Your legal fees can start from $900 to $1100 for an uncomplicated sale, so you must set aside enough funds to cover the costs of preparing and filing all of the paperwork necessary in the purchase of a home.
What will this cover? Financing fees, insurance fees and legal fees and disbursements are among the basics.
In most circumstances, the lender will pay the brokerage fee if you use a mortgage broker. But, if you’ve hit financial hard times in the past, you may be required to pay this fee yourself, which can be 2% of the total mortgage. It’s best that you ask the cost up front so there are no surprises. You may also have to pay an application fee when you apply for a mortgage, although these fees can be waived, so ask your lender if this may be the case.
Mortgage insurance may be required if you have a high-ratio mortgage, which can range between 0.5 and 3.75% of the total mortgage. Often, you can roll this amount into your monthly mortgage payments. And, don’t forget about the application fee you will have to pay to secure this mortgage insurance, which can be anywhere from $75 to $235 if an appraisal is needed.
Legal fees and disbursements
There is a lot of paperwork for your lawyer to review, including conducting the title search, any mortgage documents to be drawn up and any details in the closing of the sale.
How do you know how much property tax you will have to pay? Your Toronto real estate lawyer will outline everything for you, i.e. the calculation of the property tax based on your home’s assessed value and local property tax rates. He will also discover if the previous owners had paid any property taxes in advance. If so, your real estate lawyer will divulge how much property taxes will be repaid to the seller, pro-rated to the closing date.
It’s your lawyer’s responsibility to search the title of the property and certify its status before purchasing title insurance for their clients. They will look for any possible liens against the house, including construction liens, unpaid balances on utility services and, in the case of a townhouse or condominium unit, they will research the health of the property management company, looking at the company’s yearly budget and just how much is in the reserve at the time of purchase. A reserve will cover any scheduled maintenance like roofing, balcony repair and window and replacements, as well as any unforeseen maintenance and repair costs.
Once your real estate lawyer searches the title and title status, they will purchase the title insurance for you, their client, making sure the title insurance is transferred to the new owners after the purchase is complete. Title insurance protects the owners and the mortgage lender from any defects noted in an updated survey, including survey errors or the illegibility of the survey, contraventions of municipal zoning bylaws, encroachments, title defects, any liens, fraud or forgery and any unpaid property taxes or utility bills, to name a few. Your lawyer will outline everything covered in the title insurance policy.
That’s when the real fun begins and reality sinks in. After signing all of the necessary paperwork – and there is a lot – your lawyer’s final duty is to hand over the keys to your new property… or is it?

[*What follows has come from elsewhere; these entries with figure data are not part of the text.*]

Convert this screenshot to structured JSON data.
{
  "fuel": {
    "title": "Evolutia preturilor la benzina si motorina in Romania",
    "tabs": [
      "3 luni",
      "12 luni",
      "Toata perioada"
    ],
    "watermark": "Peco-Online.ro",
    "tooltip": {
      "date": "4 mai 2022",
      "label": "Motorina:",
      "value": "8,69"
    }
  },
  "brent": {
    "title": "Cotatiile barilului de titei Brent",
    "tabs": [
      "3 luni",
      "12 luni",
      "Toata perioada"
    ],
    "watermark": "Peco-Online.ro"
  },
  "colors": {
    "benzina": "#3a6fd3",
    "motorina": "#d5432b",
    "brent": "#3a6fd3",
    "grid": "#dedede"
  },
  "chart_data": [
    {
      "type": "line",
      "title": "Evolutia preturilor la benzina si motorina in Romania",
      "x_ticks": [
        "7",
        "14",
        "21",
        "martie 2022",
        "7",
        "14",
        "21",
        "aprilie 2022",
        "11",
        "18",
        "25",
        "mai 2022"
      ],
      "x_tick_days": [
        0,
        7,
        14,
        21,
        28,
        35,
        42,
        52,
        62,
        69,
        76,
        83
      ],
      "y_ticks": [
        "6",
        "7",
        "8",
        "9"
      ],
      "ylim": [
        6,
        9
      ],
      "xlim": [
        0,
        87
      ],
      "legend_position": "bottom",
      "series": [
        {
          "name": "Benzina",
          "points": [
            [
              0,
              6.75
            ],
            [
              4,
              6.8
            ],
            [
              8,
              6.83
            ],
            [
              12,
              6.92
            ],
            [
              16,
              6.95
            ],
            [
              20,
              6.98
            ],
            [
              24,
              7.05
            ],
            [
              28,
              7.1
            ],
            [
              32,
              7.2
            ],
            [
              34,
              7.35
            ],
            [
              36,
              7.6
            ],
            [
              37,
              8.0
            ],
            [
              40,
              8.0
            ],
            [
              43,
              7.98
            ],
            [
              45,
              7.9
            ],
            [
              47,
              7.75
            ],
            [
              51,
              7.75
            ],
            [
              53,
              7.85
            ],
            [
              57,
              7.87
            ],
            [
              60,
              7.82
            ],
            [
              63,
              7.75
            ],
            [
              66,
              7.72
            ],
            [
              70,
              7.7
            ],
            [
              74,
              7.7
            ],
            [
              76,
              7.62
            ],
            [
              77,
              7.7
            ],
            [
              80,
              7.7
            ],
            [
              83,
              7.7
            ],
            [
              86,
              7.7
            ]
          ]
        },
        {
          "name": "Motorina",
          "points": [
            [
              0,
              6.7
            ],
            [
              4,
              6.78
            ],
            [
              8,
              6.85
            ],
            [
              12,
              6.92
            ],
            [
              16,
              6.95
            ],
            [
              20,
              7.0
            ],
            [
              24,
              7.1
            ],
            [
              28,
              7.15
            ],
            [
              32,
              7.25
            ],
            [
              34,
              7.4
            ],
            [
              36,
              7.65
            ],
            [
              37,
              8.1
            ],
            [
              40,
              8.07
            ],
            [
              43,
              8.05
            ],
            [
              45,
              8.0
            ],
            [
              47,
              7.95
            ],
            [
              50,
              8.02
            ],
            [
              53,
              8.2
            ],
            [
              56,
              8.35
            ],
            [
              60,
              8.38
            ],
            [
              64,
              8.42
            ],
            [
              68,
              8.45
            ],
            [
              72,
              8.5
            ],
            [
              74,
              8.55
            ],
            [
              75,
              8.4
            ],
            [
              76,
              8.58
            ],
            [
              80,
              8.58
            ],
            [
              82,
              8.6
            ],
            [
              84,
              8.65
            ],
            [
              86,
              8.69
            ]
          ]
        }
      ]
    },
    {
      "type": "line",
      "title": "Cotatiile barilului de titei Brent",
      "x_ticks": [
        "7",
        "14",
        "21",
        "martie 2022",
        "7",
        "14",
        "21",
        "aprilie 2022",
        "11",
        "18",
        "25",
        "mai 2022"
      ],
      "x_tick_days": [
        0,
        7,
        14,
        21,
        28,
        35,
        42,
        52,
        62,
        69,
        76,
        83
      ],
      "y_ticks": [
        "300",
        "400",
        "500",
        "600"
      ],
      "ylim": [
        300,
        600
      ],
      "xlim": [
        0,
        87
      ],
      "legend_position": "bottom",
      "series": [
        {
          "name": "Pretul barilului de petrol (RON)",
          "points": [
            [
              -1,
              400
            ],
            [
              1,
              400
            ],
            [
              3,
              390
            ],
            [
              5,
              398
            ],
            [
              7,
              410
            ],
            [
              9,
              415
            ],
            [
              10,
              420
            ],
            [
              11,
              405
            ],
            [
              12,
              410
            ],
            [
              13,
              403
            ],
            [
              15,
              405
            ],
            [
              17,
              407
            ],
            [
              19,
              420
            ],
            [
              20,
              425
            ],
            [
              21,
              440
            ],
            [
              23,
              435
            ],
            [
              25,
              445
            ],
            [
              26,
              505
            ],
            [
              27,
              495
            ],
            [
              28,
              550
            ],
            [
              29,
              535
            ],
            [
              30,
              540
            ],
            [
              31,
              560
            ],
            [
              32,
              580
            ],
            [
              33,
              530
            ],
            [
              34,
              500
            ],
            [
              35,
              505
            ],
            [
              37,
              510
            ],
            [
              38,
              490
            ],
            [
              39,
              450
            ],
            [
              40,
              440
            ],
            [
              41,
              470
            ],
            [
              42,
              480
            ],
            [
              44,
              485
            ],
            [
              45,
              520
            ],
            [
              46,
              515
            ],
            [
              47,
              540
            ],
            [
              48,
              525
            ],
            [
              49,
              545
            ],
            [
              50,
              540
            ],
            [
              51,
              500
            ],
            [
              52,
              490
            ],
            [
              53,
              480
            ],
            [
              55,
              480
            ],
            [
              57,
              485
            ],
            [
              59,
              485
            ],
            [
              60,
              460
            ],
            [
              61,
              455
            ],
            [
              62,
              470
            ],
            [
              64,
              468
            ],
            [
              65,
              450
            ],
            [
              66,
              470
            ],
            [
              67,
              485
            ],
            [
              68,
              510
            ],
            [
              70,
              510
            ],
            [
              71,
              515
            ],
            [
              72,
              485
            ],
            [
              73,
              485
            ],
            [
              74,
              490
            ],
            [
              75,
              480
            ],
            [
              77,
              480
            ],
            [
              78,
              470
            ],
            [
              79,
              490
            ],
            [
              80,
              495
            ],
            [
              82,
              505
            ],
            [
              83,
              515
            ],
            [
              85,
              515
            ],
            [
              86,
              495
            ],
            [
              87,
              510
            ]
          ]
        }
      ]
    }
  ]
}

It is if all goes well and the previous owners have left the house to you in relatively good shape with all of their personal items (not to mention garbage) taken out of the house and the items like washer and dryer, refrigerator or window coverings outlined in the purchase agreement in their place, then this is where you will part ways. If the sellers have broken the agreement or left possessions behind for you to dispose of, then it’s your lawyer’s right to step in on your behalf.